Additionally, the importance of easing prior worries about a programme is important to engage adolescents in the first place. The importance of professionals being non-judgmental was reported in this study and has been highlighted previously in a Canadian study [20]. Additionally, the need to offer adolescents emotional and psychological support within a weight management programme, in addition to nutrition and physical activity education was noted. This concurs with a recent systematic review investigating the views of adolescents attending obesity treatment interventions [17].

There was consensus amongst stakeholders that community-based weight management programmes worked best, as opposed to clinical settings. Having a variety of delivery modes, such as group and 1-2-1, particularly in the home environment, were recommended. Not only was the home setting of Hearty Lives praised in this study, other home-based weight management programmes have received positive feedback from adolescents [21]. The existing evidence suggests that there is no difference between individual or group-based programmes in terms of their effectiveness [7], however, a combination approach may warrant further investigation.

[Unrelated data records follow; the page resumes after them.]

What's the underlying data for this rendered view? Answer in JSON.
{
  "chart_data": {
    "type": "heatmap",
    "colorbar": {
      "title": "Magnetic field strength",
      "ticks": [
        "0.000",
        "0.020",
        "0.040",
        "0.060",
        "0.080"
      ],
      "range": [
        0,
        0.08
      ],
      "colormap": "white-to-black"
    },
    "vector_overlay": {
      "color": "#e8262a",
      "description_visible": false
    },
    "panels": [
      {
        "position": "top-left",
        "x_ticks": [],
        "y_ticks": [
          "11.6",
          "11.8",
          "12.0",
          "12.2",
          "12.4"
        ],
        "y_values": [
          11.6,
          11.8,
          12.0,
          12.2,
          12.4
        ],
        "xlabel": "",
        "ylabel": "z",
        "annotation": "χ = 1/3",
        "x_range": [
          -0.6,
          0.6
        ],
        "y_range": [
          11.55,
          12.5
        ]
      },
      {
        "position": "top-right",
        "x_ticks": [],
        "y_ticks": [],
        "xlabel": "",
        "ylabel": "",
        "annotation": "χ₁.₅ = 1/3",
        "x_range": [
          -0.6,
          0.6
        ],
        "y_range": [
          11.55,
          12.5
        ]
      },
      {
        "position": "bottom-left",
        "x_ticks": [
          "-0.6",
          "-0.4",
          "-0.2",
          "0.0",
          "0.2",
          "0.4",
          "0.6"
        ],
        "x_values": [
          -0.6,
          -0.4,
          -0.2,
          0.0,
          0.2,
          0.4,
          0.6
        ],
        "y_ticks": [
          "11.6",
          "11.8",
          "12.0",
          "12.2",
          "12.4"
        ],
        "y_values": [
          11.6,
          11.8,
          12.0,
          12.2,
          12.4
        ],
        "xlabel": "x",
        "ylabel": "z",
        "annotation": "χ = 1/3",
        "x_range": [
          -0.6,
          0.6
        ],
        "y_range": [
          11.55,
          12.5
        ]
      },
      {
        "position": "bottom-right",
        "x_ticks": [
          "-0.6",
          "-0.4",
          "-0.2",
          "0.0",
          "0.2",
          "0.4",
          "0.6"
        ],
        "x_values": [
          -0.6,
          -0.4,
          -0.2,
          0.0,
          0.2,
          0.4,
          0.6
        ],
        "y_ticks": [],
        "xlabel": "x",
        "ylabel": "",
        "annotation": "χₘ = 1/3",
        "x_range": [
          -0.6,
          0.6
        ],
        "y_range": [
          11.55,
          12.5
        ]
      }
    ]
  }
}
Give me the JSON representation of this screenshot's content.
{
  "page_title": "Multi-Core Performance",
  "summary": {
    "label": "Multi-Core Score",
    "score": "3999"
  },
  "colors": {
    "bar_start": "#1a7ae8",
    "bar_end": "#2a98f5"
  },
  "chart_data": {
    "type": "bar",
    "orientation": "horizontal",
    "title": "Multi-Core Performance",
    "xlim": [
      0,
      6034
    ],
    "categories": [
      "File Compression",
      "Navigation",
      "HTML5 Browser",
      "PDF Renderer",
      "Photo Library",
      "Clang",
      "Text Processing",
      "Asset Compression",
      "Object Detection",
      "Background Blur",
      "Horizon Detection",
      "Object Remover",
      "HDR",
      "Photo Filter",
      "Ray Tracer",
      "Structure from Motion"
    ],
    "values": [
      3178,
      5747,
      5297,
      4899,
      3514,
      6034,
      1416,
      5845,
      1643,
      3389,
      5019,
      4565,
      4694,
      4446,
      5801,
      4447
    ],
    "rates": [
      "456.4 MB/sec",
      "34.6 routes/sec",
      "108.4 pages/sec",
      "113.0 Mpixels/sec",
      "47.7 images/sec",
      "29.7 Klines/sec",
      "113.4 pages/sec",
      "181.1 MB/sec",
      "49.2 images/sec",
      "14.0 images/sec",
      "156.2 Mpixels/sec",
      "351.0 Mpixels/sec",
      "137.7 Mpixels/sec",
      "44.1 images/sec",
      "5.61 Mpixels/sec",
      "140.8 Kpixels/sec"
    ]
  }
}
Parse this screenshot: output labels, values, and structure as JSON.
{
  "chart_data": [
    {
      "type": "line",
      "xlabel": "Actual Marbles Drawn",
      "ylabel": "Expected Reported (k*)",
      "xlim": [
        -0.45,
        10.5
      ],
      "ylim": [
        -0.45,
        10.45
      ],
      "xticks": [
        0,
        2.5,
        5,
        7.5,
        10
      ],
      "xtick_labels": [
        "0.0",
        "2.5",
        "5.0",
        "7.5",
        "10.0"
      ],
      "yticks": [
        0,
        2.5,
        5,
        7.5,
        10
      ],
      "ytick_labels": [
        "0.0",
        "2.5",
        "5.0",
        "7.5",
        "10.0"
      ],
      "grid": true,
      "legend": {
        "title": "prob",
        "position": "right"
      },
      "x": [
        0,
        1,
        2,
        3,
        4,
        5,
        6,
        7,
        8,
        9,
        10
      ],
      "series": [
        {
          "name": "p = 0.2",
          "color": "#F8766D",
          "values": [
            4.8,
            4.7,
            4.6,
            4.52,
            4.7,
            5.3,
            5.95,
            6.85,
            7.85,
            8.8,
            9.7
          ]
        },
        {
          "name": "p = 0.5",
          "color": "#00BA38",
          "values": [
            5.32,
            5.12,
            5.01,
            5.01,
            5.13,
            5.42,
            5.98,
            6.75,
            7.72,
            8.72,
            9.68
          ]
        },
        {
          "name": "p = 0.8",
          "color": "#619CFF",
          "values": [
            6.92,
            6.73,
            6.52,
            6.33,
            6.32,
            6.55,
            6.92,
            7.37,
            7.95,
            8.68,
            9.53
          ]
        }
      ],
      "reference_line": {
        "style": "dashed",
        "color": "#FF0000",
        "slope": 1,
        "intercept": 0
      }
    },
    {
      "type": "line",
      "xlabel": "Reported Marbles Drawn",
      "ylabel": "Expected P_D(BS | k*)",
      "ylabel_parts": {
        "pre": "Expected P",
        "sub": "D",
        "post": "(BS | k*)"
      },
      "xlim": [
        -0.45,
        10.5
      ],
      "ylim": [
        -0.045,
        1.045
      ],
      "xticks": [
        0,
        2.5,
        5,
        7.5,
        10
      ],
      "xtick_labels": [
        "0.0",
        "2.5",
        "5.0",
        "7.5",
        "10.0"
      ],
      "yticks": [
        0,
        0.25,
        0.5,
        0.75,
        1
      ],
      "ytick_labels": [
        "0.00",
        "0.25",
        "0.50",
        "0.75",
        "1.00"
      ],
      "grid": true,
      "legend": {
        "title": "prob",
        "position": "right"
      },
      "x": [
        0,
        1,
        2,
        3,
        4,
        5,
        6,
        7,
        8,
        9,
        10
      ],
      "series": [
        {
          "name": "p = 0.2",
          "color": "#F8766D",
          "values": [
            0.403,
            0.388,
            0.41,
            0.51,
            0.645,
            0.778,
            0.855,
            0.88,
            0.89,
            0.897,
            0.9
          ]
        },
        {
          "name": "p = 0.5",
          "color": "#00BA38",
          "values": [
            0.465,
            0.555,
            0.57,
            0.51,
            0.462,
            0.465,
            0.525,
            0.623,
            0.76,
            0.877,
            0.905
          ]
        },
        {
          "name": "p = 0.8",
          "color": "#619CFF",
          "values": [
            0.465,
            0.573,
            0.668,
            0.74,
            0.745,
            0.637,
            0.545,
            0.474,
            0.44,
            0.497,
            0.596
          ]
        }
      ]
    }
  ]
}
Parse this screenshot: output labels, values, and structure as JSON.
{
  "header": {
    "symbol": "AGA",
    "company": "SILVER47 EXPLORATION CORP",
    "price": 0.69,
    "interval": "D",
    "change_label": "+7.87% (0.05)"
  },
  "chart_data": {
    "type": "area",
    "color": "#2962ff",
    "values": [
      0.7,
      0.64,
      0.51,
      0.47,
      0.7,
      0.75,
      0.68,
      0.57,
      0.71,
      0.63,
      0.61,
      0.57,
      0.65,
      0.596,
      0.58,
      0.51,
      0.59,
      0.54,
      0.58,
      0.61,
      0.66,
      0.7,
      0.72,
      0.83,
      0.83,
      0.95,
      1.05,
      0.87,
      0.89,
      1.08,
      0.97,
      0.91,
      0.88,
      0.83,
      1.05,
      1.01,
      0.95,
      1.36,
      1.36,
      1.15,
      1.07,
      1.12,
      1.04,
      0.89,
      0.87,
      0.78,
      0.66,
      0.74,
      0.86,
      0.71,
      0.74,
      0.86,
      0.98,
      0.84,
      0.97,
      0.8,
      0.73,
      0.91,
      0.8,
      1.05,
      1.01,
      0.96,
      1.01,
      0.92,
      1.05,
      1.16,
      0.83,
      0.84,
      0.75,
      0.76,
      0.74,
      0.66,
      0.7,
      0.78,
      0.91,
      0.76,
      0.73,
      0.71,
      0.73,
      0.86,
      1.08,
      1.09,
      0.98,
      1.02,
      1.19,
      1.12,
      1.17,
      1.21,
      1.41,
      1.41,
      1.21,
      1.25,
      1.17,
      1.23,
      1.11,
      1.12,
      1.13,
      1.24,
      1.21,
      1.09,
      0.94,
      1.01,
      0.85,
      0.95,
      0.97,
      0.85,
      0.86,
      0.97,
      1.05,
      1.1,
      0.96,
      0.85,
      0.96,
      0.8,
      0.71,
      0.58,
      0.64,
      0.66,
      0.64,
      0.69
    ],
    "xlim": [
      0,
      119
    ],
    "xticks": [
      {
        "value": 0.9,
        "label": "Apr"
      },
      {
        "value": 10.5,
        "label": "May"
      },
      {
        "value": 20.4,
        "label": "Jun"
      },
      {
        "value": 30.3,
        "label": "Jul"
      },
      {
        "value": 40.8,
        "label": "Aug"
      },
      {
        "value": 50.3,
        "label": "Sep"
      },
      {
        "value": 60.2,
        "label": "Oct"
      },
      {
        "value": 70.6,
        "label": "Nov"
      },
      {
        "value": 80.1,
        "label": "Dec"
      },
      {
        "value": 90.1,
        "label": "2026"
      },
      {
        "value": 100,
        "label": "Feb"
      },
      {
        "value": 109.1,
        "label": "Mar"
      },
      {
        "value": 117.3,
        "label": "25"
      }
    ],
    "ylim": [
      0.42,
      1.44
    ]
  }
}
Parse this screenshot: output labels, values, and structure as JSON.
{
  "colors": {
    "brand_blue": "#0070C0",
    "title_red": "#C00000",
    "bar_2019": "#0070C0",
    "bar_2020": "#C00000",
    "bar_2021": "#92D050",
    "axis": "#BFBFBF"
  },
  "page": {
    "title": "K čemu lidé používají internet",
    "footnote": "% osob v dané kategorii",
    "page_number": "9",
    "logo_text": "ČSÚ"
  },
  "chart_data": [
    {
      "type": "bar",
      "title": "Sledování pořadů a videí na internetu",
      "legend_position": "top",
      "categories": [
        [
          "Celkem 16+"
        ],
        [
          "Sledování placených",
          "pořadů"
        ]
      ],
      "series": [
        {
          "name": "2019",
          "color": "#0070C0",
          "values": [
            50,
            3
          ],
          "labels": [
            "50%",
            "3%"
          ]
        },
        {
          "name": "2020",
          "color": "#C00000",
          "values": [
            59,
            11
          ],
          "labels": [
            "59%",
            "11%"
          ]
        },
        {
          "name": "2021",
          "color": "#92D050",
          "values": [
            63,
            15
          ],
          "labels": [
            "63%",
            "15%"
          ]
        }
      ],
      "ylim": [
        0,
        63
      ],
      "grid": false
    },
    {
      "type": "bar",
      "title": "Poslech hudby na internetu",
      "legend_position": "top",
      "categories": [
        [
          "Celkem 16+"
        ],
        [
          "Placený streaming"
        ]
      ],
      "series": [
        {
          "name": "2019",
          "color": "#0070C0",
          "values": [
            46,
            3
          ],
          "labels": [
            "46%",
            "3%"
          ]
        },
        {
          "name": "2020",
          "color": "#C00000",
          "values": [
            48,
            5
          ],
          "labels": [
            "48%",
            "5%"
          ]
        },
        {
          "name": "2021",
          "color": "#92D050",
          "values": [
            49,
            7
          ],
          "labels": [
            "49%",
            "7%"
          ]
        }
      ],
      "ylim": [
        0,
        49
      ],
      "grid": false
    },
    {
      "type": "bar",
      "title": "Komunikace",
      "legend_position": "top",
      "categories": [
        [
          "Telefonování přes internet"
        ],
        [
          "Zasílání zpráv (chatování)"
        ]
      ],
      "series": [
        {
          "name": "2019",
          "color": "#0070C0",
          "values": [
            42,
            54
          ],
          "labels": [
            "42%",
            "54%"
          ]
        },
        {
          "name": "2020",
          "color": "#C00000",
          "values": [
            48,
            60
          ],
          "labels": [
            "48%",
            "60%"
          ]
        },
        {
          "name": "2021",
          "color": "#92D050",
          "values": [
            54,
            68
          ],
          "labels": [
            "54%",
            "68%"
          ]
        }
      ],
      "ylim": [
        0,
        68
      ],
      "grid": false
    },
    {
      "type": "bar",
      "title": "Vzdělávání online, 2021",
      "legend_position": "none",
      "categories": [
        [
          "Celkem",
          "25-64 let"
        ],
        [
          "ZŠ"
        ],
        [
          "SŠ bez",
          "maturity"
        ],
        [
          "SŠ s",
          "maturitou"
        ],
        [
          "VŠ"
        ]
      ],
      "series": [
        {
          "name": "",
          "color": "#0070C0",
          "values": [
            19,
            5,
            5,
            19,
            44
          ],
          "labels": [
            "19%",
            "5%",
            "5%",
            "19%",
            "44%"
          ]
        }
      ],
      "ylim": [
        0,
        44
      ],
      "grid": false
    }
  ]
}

Stakeholders agreed that weight management programmes for adolescents need to be more proactive at incorporating an element of technology. This is encouraging, as text-messaging and web-based programmes have been positively reported previously [22,23,24].

Effective weight management programmes to support adolescents towards a healthy weight suffer from poor engagement. Studies exploring professional stakeholder views of adolescent weight management programmes in the UK are limited and tend to focus on younger children [14]. This study has highlighted key intervention components that are felt necessary by professional stakeholders.

Recommendations for practice and research

In order to improve engagement in adolescent weight management programmes, a family-based group programme delivered by experienced professionals may be warranted. Steps need to be made to ensure adolescents feel comfortable before attending a programme and programmes should be tailored to the adolescent age group and not include younger children. Emotional and psychological support should be incorporated into programmes that are carried out away from a clinical setting.

Limitations

This study involved a small purposive sample of participants linked to a specific weight management programme in the West Midlands. This means the scope of their experience and knowledge may not include the full scope of what might be feasible nationwide or internationally.